The following day, Lee wrote a check. She took it herself to the house in which she grew up. When her father answered the door, she handed it to him, along with a list of nursing care agencies. It was four in the afternoon, and he had not yet shaved. The white whiskers near his mouth had grown, and they stuck out of his face like an on-off button. She told her father that her check would cover one week’s worth of nursing care. After that, the agency could send the bills to her: simpler bookkeeping.
They both understood that Lee did not trust Leonard to spend thousands of dollars on a dying woman who was not in pain.

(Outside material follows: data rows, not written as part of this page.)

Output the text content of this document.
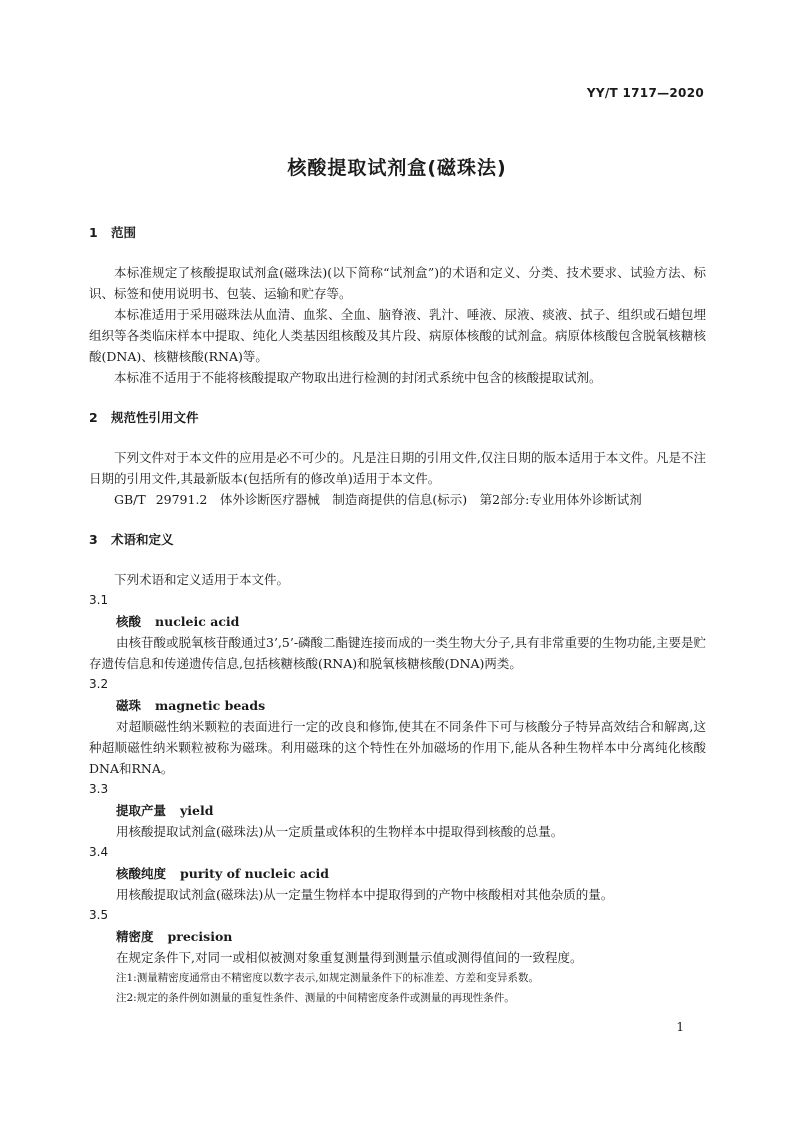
YY/T 1717—2020
核酸提取试剂盒(磁珠法)
1 范围
本标准规定了核酸提取试剂盒(磁珠法)(以下简称“试剂盒”)的术语和定义、分类、技术要求、试验方法、标识、标签和使用说明书、包装、运输和贮存等。
本标准适用于采用磁珠法从血清、血浆、全血、脑脊液、乳汁、唾液、尿液、痰液、拭子、组织或石蜡包埋组织等各类临床样本中提取、纯化人类基因组核酸及其片段、病原体核酸的试剂盒。病原体核酸包含脱氧核糖核酸(DNA)、核糖核酸(RNA)等。
本标准不适用于不能将核酸提取产物取出进行检测的封闭式系统中包含的核酸提取试剂。
2 规范性引用文件
下列文件对于本文件的应用是必不可少的。凡是注日期的引用文件,仅注日期的版本适用于本文件。凡是不注日期的引用文件,其最新版本(包括所有的修改单)适用于本文件。
GB/T 29791.2　体外诊断医疗器械　制造商提供的信息(标示)　第2部分:专业用体外诊断试剂
3 术语和定义
下列术语和定义适用于本文件。
3.1
核酸 nucleic acid
由核苷酸或脱氧核苷酸通过3’,5’-磷酸二酯键连接而成的一类生物大分子,具有非常重要的生物功能,主要是贮存遗传信息和传递遗传信息,包括核糖核酸(RNA)和脱氧核糖核酸(DNA)两类。
3.2
磁珠 magnetic beads
对超顺磁性纳米颗粒的表面进行一定的改良和修饰,使其在不同条件下可与核酸分子特异高效结合和解离,这种超顺磁性纳米颗粒被称为磁珠。利用磁珠的这个特性在外加磁场的作用下,能从各种生物样本中分离纯化核酸DNA和RNA。
3.3
提取产量 yield
用核酸提取试剂盒(磁珠法)从一定质量或体积的生物样本中提取得到核酸的总量。
3.4
核酸纯度 purity of nucleic acid
用核酸提取试剂盒(磁珠法)从一定量生物样本中提取得到的产物中核酸相对其他杂质的量。
3.5
精密度 precision
在规定条件下,对同一或相似被测对象重复测量得到测量示值或测得值间的一致程度。
注1:测量精密度通常由不精密度以数字表示,如规定测量条件下的标准差、方差和变异系数。
注2:规定的条件例如测量的重复性条件、测量的中间精密度条件或测量的再现性条件。
1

Lee told him she wanted to see her mother. He said he would go up and see if it was okay. She waited in the front hall and looked into the living room. She was not surprised that none of the furniture was familiar. Asian, she thought. Some country that had become stylish during the eighties. Sri Lanka, maybe, or Burma. Will would know. The fieldstone floors were bare. She wondered if that had been stylish or if they had sold the rugs. Leonard came down and said: You can go up. I guess I don’t have to show you the way.
She was seven weeks away from dying, but Sylvia looked better than her husband did. Her frosted blonde and gray hair, pinned softly on top of her head, emphasized her fine-boned face and long, thin neck. She looked like Katharine Hepburn would have looked if Katharine Hepburn’s forebears had come from a Galician shtetl. “Come in,” she summoned Lee. Asia had been carried up to the second floor. The bed was a huge four-poster of white wood, every inch carved with flowers and—Lee looked closer—animal heads. It was the only piece of furniture in the room. For some reason Lee was not sure she comprehended, the bed stood at a forty-five-degree angle in the middle of the room. “Like it?” Sylvia asked.